A lot of details still to work out. I probably should have said vorbis-flac, as we need a lossless format.

  • I see no problem in clipping stored float values that are outside the range -2..+2 and losing precision on very faint sounds and so using 32 bit ints would be OK, though I hadn't actually considered this concern.
  • There could be value in internal pipelines using ints. If writing by hand I'd prefer to use floats throughout so that I write less code. If using a code generator, then getting it to write multiple versions of code and conversion code, could make sense.
  • A single-file system shouldn't actually cause any more thrashing or blocking than the current system where multiple files live on the same disk.
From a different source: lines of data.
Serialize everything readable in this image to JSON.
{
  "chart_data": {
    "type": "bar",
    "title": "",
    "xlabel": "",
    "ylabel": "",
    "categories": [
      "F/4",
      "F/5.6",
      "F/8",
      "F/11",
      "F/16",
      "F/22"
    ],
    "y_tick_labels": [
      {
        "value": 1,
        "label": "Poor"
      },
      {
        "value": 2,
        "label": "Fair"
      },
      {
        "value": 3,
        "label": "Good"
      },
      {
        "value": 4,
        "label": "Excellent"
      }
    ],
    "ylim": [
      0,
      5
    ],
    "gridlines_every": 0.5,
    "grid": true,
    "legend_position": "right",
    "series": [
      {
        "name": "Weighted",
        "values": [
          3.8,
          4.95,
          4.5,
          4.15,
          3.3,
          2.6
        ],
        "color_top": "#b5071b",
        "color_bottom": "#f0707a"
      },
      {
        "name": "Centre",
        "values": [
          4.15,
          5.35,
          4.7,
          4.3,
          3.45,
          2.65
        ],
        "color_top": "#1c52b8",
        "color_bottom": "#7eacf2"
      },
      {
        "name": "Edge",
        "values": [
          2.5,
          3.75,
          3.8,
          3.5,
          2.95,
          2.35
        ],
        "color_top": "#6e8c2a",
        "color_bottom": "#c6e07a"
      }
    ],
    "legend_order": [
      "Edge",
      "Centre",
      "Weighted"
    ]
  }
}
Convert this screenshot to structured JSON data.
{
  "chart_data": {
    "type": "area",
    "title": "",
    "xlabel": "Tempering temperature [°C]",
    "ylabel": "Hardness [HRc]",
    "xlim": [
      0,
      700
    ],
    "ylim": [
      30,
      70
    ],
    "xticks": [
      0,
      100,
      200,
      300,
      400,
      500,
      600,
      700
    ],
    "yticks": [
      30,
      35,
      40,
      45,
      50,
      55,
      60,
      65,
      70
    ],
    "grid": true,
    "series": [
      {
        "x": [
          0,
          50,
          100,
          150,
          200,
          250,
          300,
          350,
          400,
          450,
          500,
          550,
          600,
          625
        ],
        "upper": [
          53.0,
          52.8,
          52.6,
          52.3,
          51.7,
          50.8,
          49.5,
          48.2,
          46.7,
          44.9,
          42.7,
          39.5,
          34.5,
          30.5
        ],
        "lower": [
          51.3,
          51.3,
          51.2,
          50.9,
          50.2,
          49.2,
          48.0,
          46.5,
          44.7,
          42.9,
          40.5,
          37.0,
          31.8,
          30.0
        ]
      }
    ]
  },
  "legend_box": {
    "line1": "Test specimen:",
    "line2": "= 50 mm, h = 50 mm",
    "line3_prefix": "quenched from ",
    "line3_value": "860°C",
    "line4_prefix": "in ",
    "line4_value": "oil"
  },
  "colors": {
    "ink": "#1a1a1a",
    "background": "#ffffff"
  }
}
An in-situ, rather than copy-based defragmentation could be rather slow and inefficient, so I am inclined to go for copy based as the only way to start with. I don't know what you mean by a rolling file system.
  • I have not been thinking beyond 32 bits, which gives us 27 hours of recording at 44.1KHz, and taking 32Gb of storage.

Gale 21Nov14:

  • It strikes me that another necessity is a sanity check when Audacity saves the new unitary file, so that the blocks can be reopened in the correct order and can be reopened at all. Where is the Timeline information for the blocks stored - in the metadata of the file? Is the garbage collection certain to ensure sanity of its own accord?
  • (James) the writing scheme is incremental, so the file is always valid (though possibly not up to date) after writing each complete block. As an example, the file could 'think' it had three holes. We write blocks of audio data into those three holes. It still thinks it has three holes until the metadata is updated too. How much work you lose in a crash is down to how often you update the metadata. The garbage collection is incremental too, so the file is valid all the time, though as I said, it is enough and easier/faster to create a new untangled file rather than defragment in situ. If the existing metadata formats are very cumbersome to work with, I may instead fake it with metadata in the actual audio data. You would then hear a little bit of noise at occasional intervals IF you play in another program without having defragmented in Audacity first. Your audio will sound bad anyway, due to the rearrangement of blocks and unused data. Code can and should have checks to prevent errors such as trying to write -1 blocks and things like that. I am not inclined to open the file again immediately after writing it to check it, except in a test suite.